Bradwell se levanta y tose; tiene el cuello colorado. Perdiz se siente un poco culpable por haberlo atacado. El otro chico le tiende una papelera metálica en la que probablemente echaban las entrañas en otros tiempos.
—Pon aquí la ropa y las cosas de tu madre. Tenemos que quemarlo todo para destruir los chips.
Perdiz siente un mareo. Le pasa a Bradwell el hatillo con su ropa y la mochila, de donde ya ha sacado todas las cosas de su madre.
—¿Y si me quedo con las cosas? Estoy seguro de que no tienen nada.

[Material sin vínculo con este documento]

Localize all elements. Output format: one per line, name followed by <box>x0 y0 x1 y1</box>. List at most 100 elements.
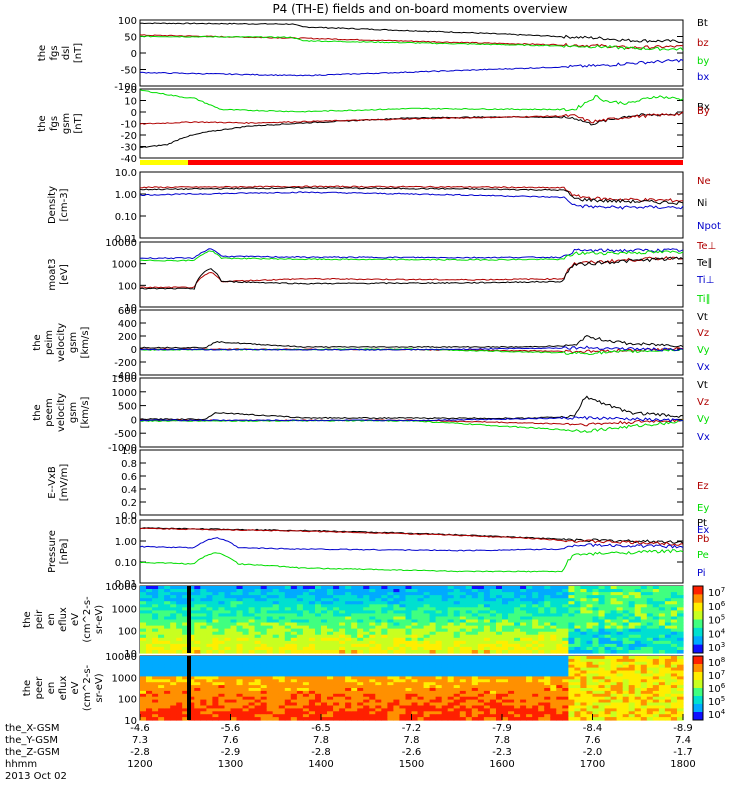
heatmap-cell <box>290 658 298 663</box>
heatmap-cell <box>345 658 352 663</box>
heatmap-cell <box>351 685 358 689</box>
heatmap-cell <box>260 664 268 669</box>
heatmap-cell <box>158 656 165 660</box>
heatmap-cell <box>242 670 250 674</box>
heatmap-cell <box>453 696 461 701</box>
heatmap-cell <box>604 670 612 674</box>
heatmap-cell <box>296 711 304 715</box>
heatmap-cell <box>339 705 346 709</box>
heatmap-cell <box>520 682 527 686</box>
heatmap-cell <box>677 586 684 590</box>
heatmap-cell <box>580 705 587 709</box>
heatmap-cell <box>140 702 147 706</box>
heatmap-cell <box>628 673 636 677</box>
heatmap-cell <box>677 670 684 674</box>
heatmap-cell <box>574 637 581 642</box>
heatmap-cell <box>417 592 425 596</box>
heatmap-cell <box>447 637 455 642</box>
legend-Ti∥: Ti∥ <box>696 294 711 305</box>
heatmap-cell <box>333 598 340 602</box>
heatmap-cell <box>670 664 678 669</box>
heatmap-cell <box>393 640 400 645</box>
heatmap-cell <box>592 688 600 692</box>
heatmap-cell <box>387 619 394 624</box>
heatmap-cell <box>212 717 219 721</box>
heatmap-cell <box>459 598 467 602</box>
heatmap-cell <box>496 637 503 642</box>
heatmap-cell <box>290 616 298 621</box>
heatmap-cell <box>520 708 527 712</box>
heatmap-cell <box>664 685 672 689</box>
heatmap-cell <box>640 717 648 721</box>
heatmap-cell <box>393 705 400 709</box>
heatmap-cell <box>296 613 304 617</box>
heatmap-cell <box>652 628 660 633</box>
heatmap-cell <box>164 670 171 674</box>
heatmap-cell <box>212 699 219 704</box>
heatmap-cell <box>188 622 195 627</box>
heatmap-cell <box>658 622 666 627</box>
heatmap-cell <box>514 628 521 633</box>
heatmap-cell <box>526 646 533 651</box>
heatmap-cell <box>586 702 594 706</box>
heatmap-cell <box>508 607 515 611</box>
heatmap-cell <box>520 625 527 630</box>
heatmap-cell <box>622 717 630 721</box>
footer-value: 7.8 <box>404 735 420 746</box>
heatmap-cell <box>568 613 575 617</box>
heatmap-cell <box>489 631 497 636</box>
heatmap-cell <box>417 634 425 639</box>
heatmap-cell <box>622 607 630 611</box>
heatmap-cell <box>375 589 382 593</box>
heatmap-cell <box>290 650 298 654</box>
heatmap-cell <box>447 702 455 706</box>
heatmap-cell <box>218 625 225 630</box>
heatmap-cell <box>465 646 473 651</box>
heatmap-cell <box>290 699 298 704</box>
heatmap-cell <box>315 625 322 630</box>
heatmap-cell <box>194 646 201 651</box>
heatmap-cell <box>586 676 594 680</box>
heatmap-cell <box>345 601 352 605</box>
heatmap-cell <box>634 699 642 704</box>
heatmap-cell <box>544 637 551 642</box>
heatmap-cell <box>194 643 201 648</box>
heatmap-cell <box>580 601 587 605</box>
heatmap-cell <box>182 598 189 602</box>
heatmap-cell <box>363 682 370 686</box>
heatmap-cell <box>357 661 364 666</box>
heatmap-cell <box>200 685 207 689</box>
heatmap-cell <box>302 604 310 608</box>
heatmap-cell <box>453 702 461 706</box>
heatmap-cell <box>520 705 527 709</box>
heatmap-cell <box>562 685 569 689</box>
heatmap-cell <box>248 586 256 590</box>
heatmap-cell <box>272 604 280 608</box>
heatmap-cell <box>459 658 467 663</box>
heatmap-cell <box>586 696 594 701</box>
heatmap-cell <box>176 711 183 715</box>
heatmap-cell <box>447 616 455 621</box>
heatmap-cell <box>182 661 189 666</box>
heatmap-cell <box>357 589 364 593</box>
heatmap-cell <box>140 679 147 683</box>
heatmap-cell <box>417 637 425 642</box>
heatmap-cell <box>508 586 515 590</box>
heatmap-cell <box>284 592 292 596</box>
heatmap-cell <box>405 613 413 617</box>
heatmap-cell <box>646 628 654 633</box>
heatmap-cell <box>369 622 376 627</box>
heatmap-cell <box>146 658 153 663</box>
heatmap-cell <box>393 717 400 721</box>
heatmap-cell <box>212 631 219 636</box>
heatmap-cell <box>308 685 316 689</box>
heatmap-cell <box>387 667 394 672</box>
heatmap-cell <box>194 693 201 698</box>
heatmap-cell <box>568 598 575 602</box>
heatmap-cell <box>164 622 171 627</box>
heatmap-cell <box>622 637 630 642</box>
heatmap-cell <box>658 631 666 636</box>
heatmap-cell <box>363 705 370 709</box>
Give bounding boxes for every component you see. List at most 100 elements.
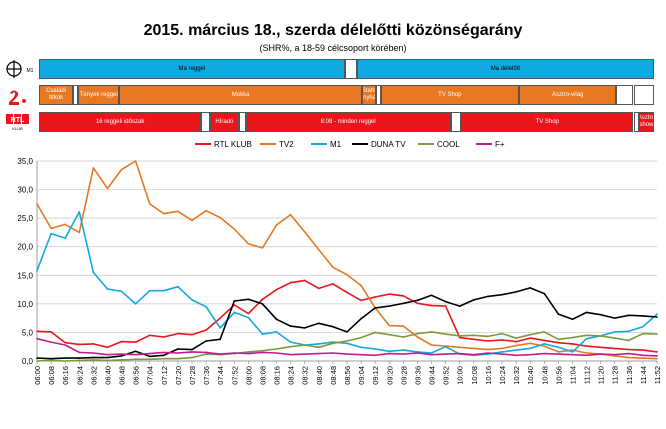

Está jugueteando con el dibujo en relieve de la tarjeta de cumpleaños, buscando chips, cuando nota un bulto más duro. Se humedece los dedos con la lengua y los restriega en la cartulina, que cede y se desintegra. Y aparece entonces un chip muy fino, tan delgado como un papel pero duro y de plástico blanco: un sensor diminuto.
—Mierda —exclama Perdiz—. Ni siquiera será real, ni siquiera la habrá escrito mi madre. —Da una vuelta rápida por el cuarto—. A Glassings, mi profesor de historia mundial, le concedieron el permiso para ir a la excursión… Tal vez querían que robase todas estas cosas. A lo mejor sabían que lo haría y lo intervinieron todo.
—A lo mejor la tarjeta era real y luego le pusieron el chip. —Bradwell alarga el brazo y Perdiz le pone en la palma de la mano el chip—. Los vamos a mandar de cacería.
Bradwell pega el chip a un cable con una maloliente resina epóxica casera que tiene en un tarro. Abre la jaula que contiene los dos roedores, coge la rata tuerta y se la acerca al pecho. El animal chilla cuando Bradwell le enrolla el cable por la cintura y une ambos cabos para sujetar bien el chip. A continuación se la lleva hasta un desagüe que hay en el suelo, levanta la trampilla y empuja el bicho por el conducto. Perdiz oye a la rata pisar el firme y echar a correr.
Bradwell echa un líquido con un olor muy fuerte sobre las ropa del cubo de metal, mientras que Perdiz coge la caja de música y le da cuerda por última vez.
Bradwell prende el cubo y surge una llamarada.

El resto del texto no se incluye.